È oggi impensabile assistere a una seria e profonda ammissione di colpa, da parte di una cultura così egocentrica come quella occidentale fondata sul turbocapitalismo che preferirebbe – anzi preferisce – il suicidio piuttosto che il pentimento. Eppure nel terzo millennio, in altre parti del mondo, c’è qualcuno che ha rifiutato questo binario morto che si regge sui falsi miti della democrazia rappresentativa, della crescita e del progresso, destinato al collasso. Si pensi ad esempio ad alcuni Paesi del Sud America che – prima dello spudorato asservimento fino a tempi recenti agli Stati Uniti d’America – iniziano a deviare la rotta rispetto all’orbita liberista occidentale. Venezuela, Cuba, Ecuador, Bolivia, Argentina, Nicaragua, Brasile: ognuno con le sue peculiarità, ognuno con la sua storia di emancipazione dal colonialismo, ognuno con le sue difficoltà interne. Tutti con l’obiettivo primario di ritagliarsi un “ruolo” – che nella geopolitica è sinonimo di “indipendenza” – sul palcoscenico mondiale, attraverso una solidarietà reciproca che passa per le varie realtà “non-allineate” del nuovo millennio che anch’esse esplorano nuovi modelli socialmente alternativi: Cina, Sudafrica, Siria, Russia, Iran, India, Libano, fino a pochi anni fa la Libia, e persino l’Ungheria.

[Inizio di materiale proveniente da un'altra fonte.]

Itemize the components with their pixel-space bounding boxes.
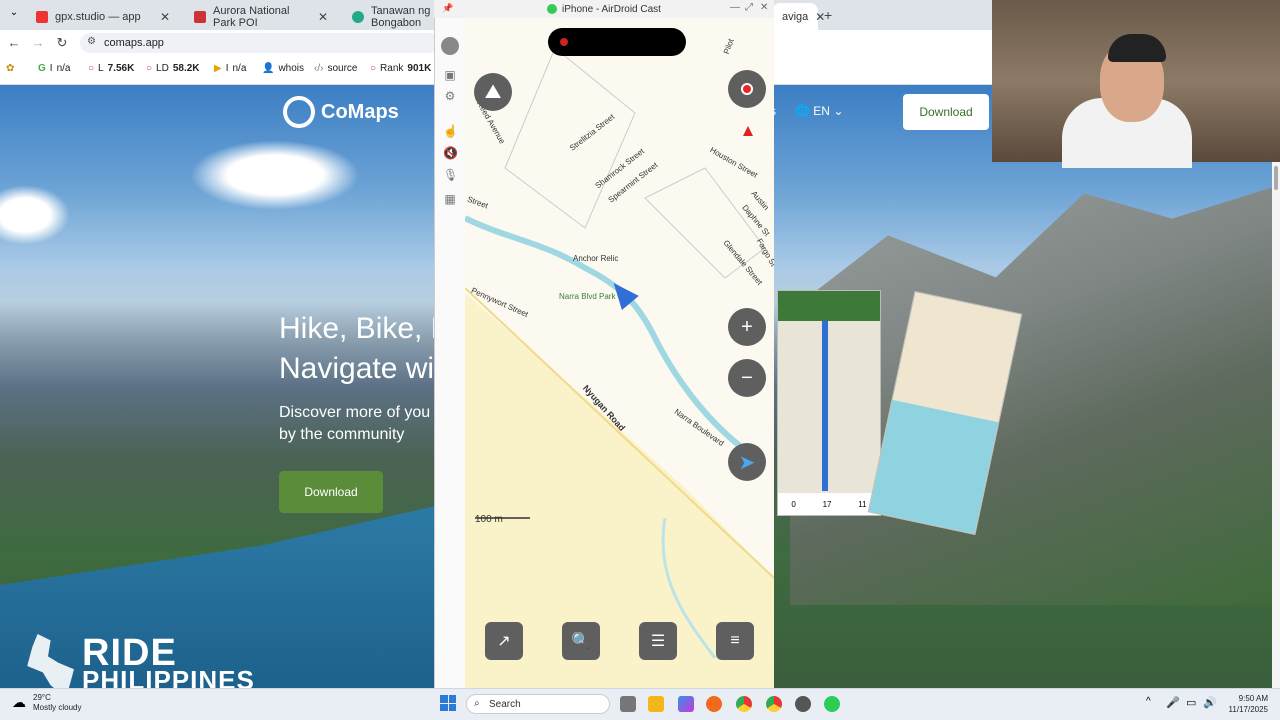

Alcuni di questi Paesi sono definiti “Brics”, “mattoncini” per tentare di costruire poli alternativi a quello statunitense; sinergia di economie per abbattere il monopolio di quelli che un tempo furono i “garanti del libero mercato”. Alcuni, come la mezzaluna sciita o il movimento Eurasiatico, cercano invece di creare alleanze solide per contrastare i progetti di destabilizzazione intavolati dal Potere internazionale e per ristabilire un contesto di pace reale, senza ipocrisie. E come si pone l’Italia dinanzi a questa silenziosa transizione verso il mondo multipolare? Costretta dagli accordi di Yalta del 1945 a rientrare nella sfera d’influenza statunitense, il Paese non è riuscito dopo la caduta dell’Unione Sovietica ad avviare un processo di autodeterminazione sia al livello nazionale che internazionale. Ridotta a penisola turistica, quindi al rango di attore profondamente marginale, è necessario che l’Italia ritrovi il suo spazio all’interno di questo mondo “multipolarizzante”. Interesse nazionale e soft power devono di conseguenza diventare le linee guida del governo italiano. 

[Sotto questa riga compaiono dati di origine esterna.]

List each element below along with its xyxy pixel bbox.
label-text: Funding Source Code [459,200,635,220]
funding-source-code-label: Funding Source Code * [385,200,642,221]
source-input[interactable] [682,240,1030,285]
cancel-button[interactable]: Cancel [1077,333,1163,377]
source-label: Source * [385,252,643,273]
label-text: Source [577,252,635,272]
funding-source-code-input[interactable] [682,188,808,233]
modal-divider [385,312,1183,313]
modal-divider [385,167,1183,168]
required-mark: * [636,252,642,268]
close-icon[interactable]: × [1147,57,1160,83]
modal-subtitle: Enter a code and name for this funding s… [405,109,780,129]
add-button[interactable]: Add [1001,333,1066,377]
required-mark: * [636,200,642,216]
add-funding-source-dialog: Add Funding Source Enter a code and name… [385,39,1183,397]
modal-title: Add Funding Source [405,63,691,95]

Da un lato tessendo legami, di tipo commerciale e non solo, all’estero in vista di un rapporto di interdipendenza alla pari con tutti i Paesi, poi coltivando relazioni con le elite emergenti in loco, ed infine difendendo l’italianità del Paese e del suo popolo. Dall’altro, appropriandosi della dottrina del soft power (letteralmente, “potere morbido”) coniata nel 1990 dal professore americano Joseph Nye, il quale teorizzava un atteggiamento internazionale che sostituisse la coercizione con la seduzione, la forza con l’autorevolezza, lo scontro delle civiltà con la cooperazione e l’interdipendenza. Solo facendo prevalere gli aspetti immateriali come la cultura, i valori e le virtù politiche, su quelli materiali, come le risorse economiche e militari, l’Italia potrà far saltare il regime monopolista e giocarsi la partita nel mondo, in Europa e nel Mediterraneo.